Some feel that the uneven gender ratio is a natural reflection of biological sex differences. Jones, Skinner, Friez, Schwartz, and Stevenson (2008) propose a sex-linked genetic cause, and argue that the single X chromosome in males is inherently vulnerable, creating a lower threshold of susceptibility to AS. Alternatively, Baron-Cohen and Wheelwright (2004) hypothesize that gender differences in brain specialization may explain the male-dominated ratio, and contend that while females are naturally better at empathizing, males tend to think in a systemizing way. They conceptualize Asperger syndrome as an extreme systemizing form of the normal male brain that may develop due to high levels of testosterone exposure in utero. The question arises, however, as to what extent sex differences are biological, or influenced by sociocultural factors.

In contrast to the researchers that find support for the current gender ratio, many believe it is inaccurate (e.g., Attwood, 2006; Rastam, 2008).
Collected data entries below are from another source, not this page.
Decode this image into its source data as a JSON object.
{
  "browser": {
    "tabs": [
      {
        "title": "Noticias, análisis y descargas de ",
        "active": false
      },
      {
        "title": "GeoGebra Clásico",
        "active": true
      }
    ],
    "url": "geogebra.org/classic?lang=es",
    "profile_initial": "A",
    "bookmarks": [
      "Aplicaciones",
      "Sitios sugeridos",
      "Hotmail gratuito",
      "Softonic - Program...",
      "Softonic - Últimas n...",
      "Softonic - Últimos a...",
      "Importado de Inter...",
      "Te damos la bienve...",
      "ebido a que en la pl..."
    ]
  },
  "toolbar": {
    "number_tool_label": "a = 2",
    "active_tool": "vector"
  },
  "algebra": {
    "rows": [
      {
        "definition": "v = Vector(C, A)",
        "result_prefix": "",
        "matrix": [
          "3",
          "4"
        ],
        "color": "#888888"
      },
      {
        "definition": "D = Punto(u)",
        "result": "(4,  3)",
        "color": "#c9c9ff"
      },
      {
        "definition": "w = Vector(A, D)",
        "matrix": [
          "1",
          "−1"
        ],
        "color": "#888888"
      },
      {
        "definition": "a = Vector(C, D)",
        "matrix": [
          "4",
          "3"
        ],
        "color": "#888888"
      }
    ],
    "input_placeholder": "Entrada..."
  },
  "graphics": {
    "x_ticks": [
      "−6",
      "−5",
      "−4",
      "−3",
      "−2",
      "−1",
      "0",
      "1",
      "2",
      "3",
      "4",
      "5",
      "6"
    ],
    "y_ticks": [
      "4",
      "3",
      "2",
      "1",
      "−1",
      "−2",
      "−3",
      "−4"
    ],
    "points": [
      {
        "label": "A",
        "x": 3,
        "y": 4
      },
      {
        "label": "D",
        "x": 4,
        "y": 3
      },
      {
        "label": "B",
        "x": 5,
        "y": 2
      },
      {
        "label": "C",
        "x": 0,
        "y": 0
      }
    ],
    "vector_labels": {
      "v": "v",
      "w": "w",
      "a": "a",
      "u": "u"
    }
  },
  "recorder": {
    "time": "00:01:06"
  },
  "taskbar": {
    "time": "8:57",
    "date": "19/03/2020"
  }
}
Thompson et al. (2003) claim that a long-standing sex bias in AS research has resulted in diagnostic criteria too dependent on a male prototype, and point out that 80% of all ASD study samples have been male, on average. They suggest further that our present knowledge about ASD is actually knowledge about males with ASD. Nyden, Hjelmquist, and Gillberg (2000) highlight comparable issues in the diagnostic criteria for Attention Deficit Hyperactivity Disorder (ADHD), while Rastam (2008) parallels the development of criteria for clinical eating disorders, based largely on the signs and symptoms prevalent in females. Hully and Lamar (2006) suggest that overdependence on a male prototype means that traits in females must appear exaggerated for diagnosis. Ironically, researchers are finding it difficult to obtain samples on females that are large enough to allow for comparison by sex (Hartley & Sikora, 2009). This paper will explore how psychiatric disorders may mask AS in females, gender differences in phenotypic expression that can cause diagnostic confusion, and the attitudes and behaviour of others toward females with AS that can contribute to a missed diagnosis.

Several disorders have the potential to overshadow Asperger syndrome in females including depression, ADHD and Anorexia Nervosa (AN) (Hartley & Sikora, 2009; Rastam, 2008; Ryden & Bejolet, 2008). Researchers feel that the risk of misinterpreting signs and symptoms is strong, and could lead to misdiagnosis, or failure to recognize AS as the primary disorder (Cooper & Hanstock, 2009; Ryden & Bejolet, 2008). Hully and Lamar (2006) observed that as girls grow older, the presenting problem is less often associated with a developmental disorder, and stress that clinicians must take a detailed patient history to rule out AS in females. Accordingly, Ryden and Bejolet (2008) found that adult women with AS comprised a large portion of the psychiatric outpatients that they studied (39 females and 44 males), and speculate that many females do not receive an accurate diagnosis until they seek treatment for a comorbid disorder.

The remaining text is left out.